Ya'ari feels dizzy. He closes his eyes for a moment and tries to revisit his moonlight epiphany. As if she can sense his inner turmoil, Devorah Bennett asks again carefully, somewhat concerned: So what do you say? Can it be fixed?

And he recovers and delivers a quick diagnosis.

"The vibration seems to come from the piston that produces the oil pressure. It will have to be dismantled and checked. But how do you take apart a weird creature like this? Perhaps my father will have an idea. Though finding spare parts will be impossible. The only way is to have them custom-made, and that is definitely not simple."

"But possible."

"Maybe."

"And the yowling?"

"Maybe there's a little cat hiding in there after all?" Now he winks.

"No," she says, smiling kindly, "there is no cat and never was."

"So there's no choice: we'll have to bring in an expert with a sensitive ear to tell us the source of this weeping and wailing. Otherwise we'll have to start dismantling old parts of the electrical system, which will crumble in our hands and we'll never be able to put them back together."

"So we have a big production here," she sighs.

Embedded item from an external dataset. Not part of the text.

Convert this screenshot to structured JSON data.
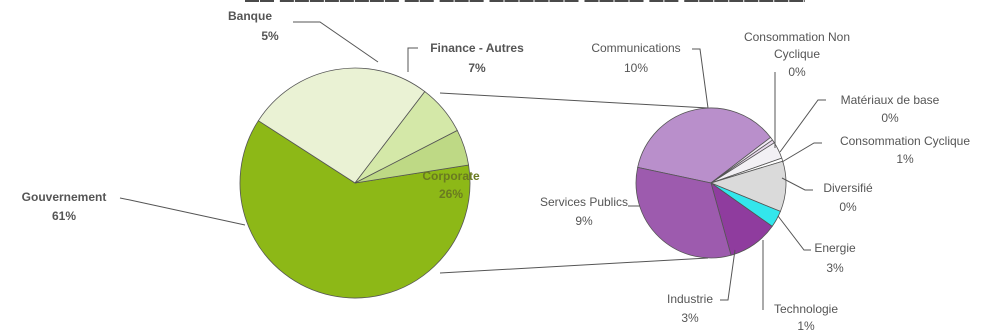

"So it would seem. Meanwhile, give me a tape measure, if you own such a thing."

6.

A
ND AFTERWARD THE
elephant stands up and goes on its way, but without the bandage on its eye. In appreciation of the animal that has suddenly enriched him, the owner spares it the onus of the bandage, rolls up the colorful cloth, and ties it to the pack already loaded onto the elephant's back. Then, without further delay, as if afraid that someone might want to share in his newfound wealth, he puts on dark glasses, takes the chain in his hands and pulls the elephant after him. The animal, too, is clearly happy to get moving and make tracks in the open plain after being tied up for many
days in a claustrophobic shed. Some local youths run after them, keeping up for a considerable distance before turning around and walking slowly back to the village.

The equatorial sun beats down on the hatless head of the Israeli; it's time to return to the farm. Witnessing the speedy departure of the animal owner and his removal of the elephant's bandage, the Africans have apparently decided that this older woman—visiting for the third time, and this time alone—must possess power and influence, and they therefore accompany her on her way back.

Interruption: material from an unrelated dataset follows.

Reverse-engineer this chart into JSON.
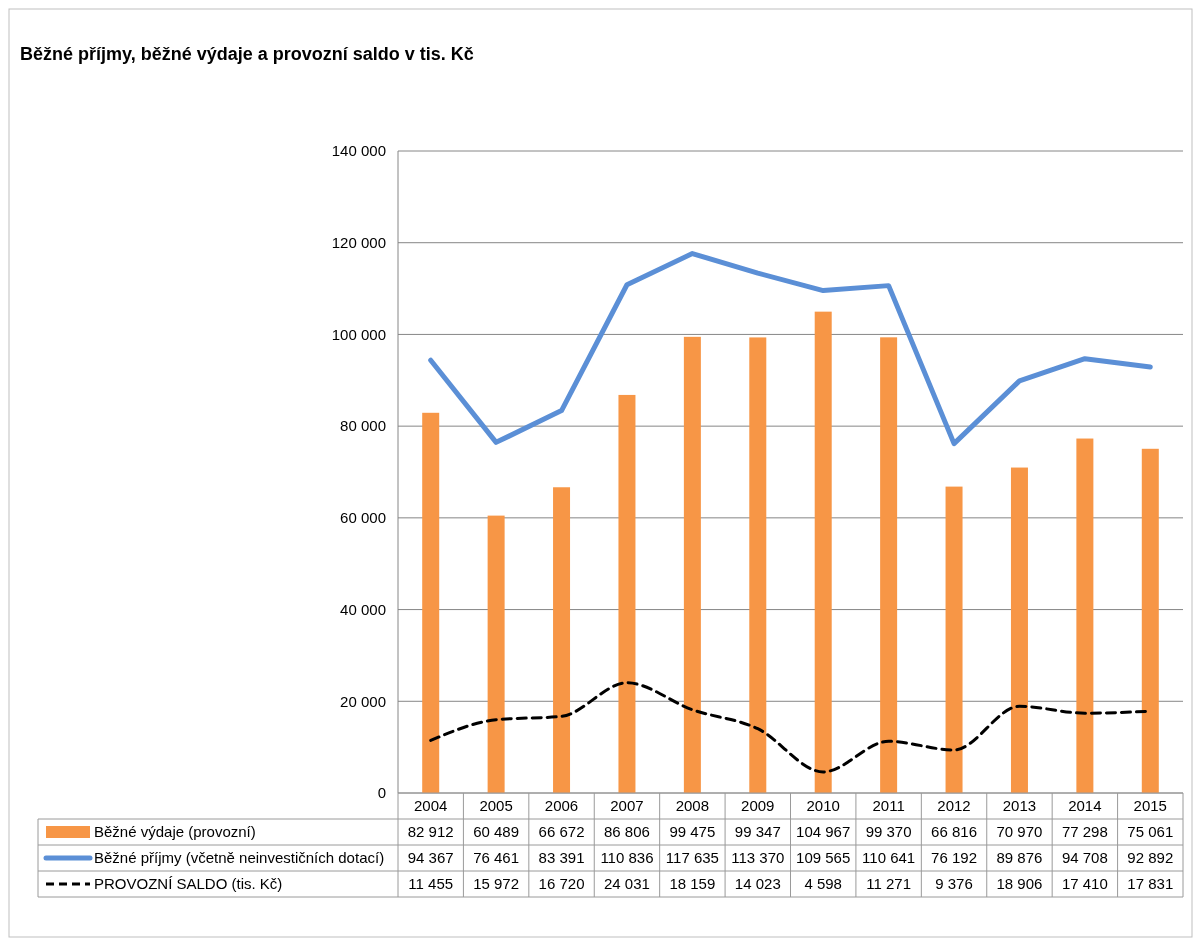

Thus surrounded, the English teacher feels as if she were on a class trip—at the magnetic center, on a brilliant morning, of a parade of youths, and men and women too. For a moment she is frightened, but she is careful not to speed up, lest this be interpreted as running away. She passes by the river, where some gray cows are drinking, and as she climbs the next hill, she notices the shady path that she missed, the same path she took with Yirmiyahu on that first day. The entourage is still at her heels when Yirmiyahu grabs her by the hand.

"You can't wander around here by yourself," he says angrily.

"Why?" she says, smiling with relief. "Don't tell me it's dangerous here."

"Not dangerous, and the people here aren't violent, but all the same, do not go out again by yourself."

"What's the matter?"

"Nothing is the matter, and nothing will be," he snaps, "even so you are not to go wandering around by yourself."

And the youths who escorted her, and have halted a few paces back, feel the anger of the tall, bald, peeled man, and their eyes glitter with inquisitive anxiety, waiting to see if the
muzungu
man will raise a hand against the benevolent woman. She suddenly feels humiliated but maintains her composure.